Cette anxiété peut avoir des effets néfastes sur le processus de récupération et le bien-être général, et peut être amplifiée par l’environnement de réanimation de chirurgie cardiaque dans lequel le patient est pris en charge en post-opératoire immédiat. En effet, durant le séjour les bruits (appareils, alarmes, voix…), les lumières (scope, plafonnier), les soins quotidiens (jour et nuit), la fatigue (anesthésie, manque de sommeil, traitements médicamenteux), sont rencontrés par le patient.

Cet environnement est également un des facteurs favorisant l’apparition du delirium aussi appelé trouble neuro comportemental qui se défini par l’apparition d’hallucinations visuelles auditives et/ou sensitives, critiquées ou non, des désorientations temporo spatiales, des propos incohérents, des agitations. Améliorer l’environnement par l’utilisation de techniques non médicamenteuses et peu coûteuses est réalisable pour favoriser un meilleur séjour en réanimation avec une diminution de l’anxiété et du délirium, tout en respectant la sécurité du patient et l’efficacité des soins.

Traiter les facteurs favorisants ces états de souffrance nécessitent des moyens simples comme diminuer le bruit, varier l’intensité de la lumière en respectant le rythme de sommeil, rassurer le patient. Malheureusement, le recours à des traitements médicamenteux est parfois nécessaire pour sécuriser le patient mais peuvent engendrer des effets secondaires importants.

Des études montrent l’efficacité de la musique dans le domaine de la santé avec un impact positif sur l’anxiété et la douleur.

Projet de recherche

L’hypothèse de cette étude pilote est que l’apport de séances de détente via une modification de l’environnement par l’apport d’une musique et lumière relaxantes permettrait de diminuer l’anxiété et le delirium du patient en post-opératoire d’une chirurgie cardiaque en service de réanimation.

Cette étude vise à comparer la prise en charge habituelle avec une prise en charge innovante incluant une séance de détente 30 minutes par jour, du lendemain de la chirurgie du patient jusqu’à sa sortie du service de réanimation de chirurgie cardiaque (jusqu’à 5 jours maximum).

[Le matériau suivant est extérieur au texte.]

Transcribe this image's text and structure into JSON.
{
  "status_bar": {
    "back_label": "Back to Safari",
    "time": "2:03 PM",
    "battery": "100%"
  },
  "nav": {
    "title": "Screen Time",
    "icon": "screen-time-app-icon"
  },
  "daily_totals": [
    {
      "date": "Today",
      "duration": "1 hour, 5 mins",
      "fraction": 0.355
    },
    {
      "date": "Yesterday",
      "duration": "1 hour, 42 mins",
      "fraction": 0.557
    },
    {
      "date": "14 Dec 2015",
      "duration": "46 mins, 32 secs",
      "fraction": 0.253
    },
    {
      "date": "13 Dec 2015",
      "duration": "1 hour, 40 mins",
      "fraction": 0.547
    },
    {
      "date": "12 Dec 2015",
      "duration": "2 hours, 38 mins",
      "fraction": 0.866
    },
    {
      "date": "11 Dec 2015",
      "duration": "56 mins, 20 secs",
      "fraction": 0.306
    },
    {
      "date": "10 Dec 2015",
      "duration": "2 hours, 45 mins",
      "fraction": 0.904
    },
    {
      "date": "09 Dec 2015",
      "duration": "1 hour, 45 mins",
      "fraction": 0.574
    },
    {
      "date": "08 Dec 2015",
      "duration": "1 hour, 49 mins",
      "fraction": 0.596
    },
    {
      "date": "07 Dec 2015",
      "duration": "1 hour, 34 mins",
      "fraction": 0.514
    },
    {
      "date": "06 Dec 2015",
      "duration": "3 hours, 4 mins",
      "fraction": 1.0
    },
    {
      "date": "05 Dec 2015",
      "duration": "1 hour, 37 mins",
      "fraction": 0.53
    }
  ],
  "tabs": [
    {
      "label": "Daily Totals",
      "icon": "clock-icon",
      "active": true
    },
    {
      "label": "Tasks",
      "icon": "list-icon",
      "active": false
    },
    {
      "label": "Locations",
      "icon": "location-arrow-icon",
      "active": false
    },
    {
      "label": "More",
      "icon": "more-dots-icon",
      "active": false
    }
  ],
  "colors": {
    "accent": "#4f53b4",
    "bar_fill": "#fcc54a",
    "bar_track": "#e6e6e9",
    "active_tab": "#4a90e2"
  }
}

Cette séance sera réalisée dans sa chambre, dans un environnement adapté à l’aide un dispositif constitué d’une colonne à bulle lumineuse, d’un projecteur de lumière multicolore, et d’une musique relaxante choisie par le patient parmi un panel proposé. Cette musique sera installée via une clef USB sécurisée sur la télévision du box. Les stimuli externes seront diminués au maximum. Une pancarte indiquera la séance en cours et de ne pas déranger, sauf en cas de nécessité absolue.

Les bénéfices attendus sont la diminution de l’anxiété, de la douleur et du delirium chez le patient opéré d’une chirurgie cardiaque en post-opératoire en service de réanimation en agissant sur l’amélioration du confort du patient par l’apport d’un environnement relaxant et l’apport d’un moment sans dérangement, tout en respectant la sécurité et l’efficacité des soins apportés.

Selon les résultats, l’étude pourrait se poursuivre vers une étude de plus grande envergure auprès de patients relevant d’autres services de réanimation.

Portrait

Aurélie Girault est coordonnatrice de la recherche paramédicale au CHU de Poitiers et Anthony Lamy est aide-soignant en réanimation cardio-thoracique.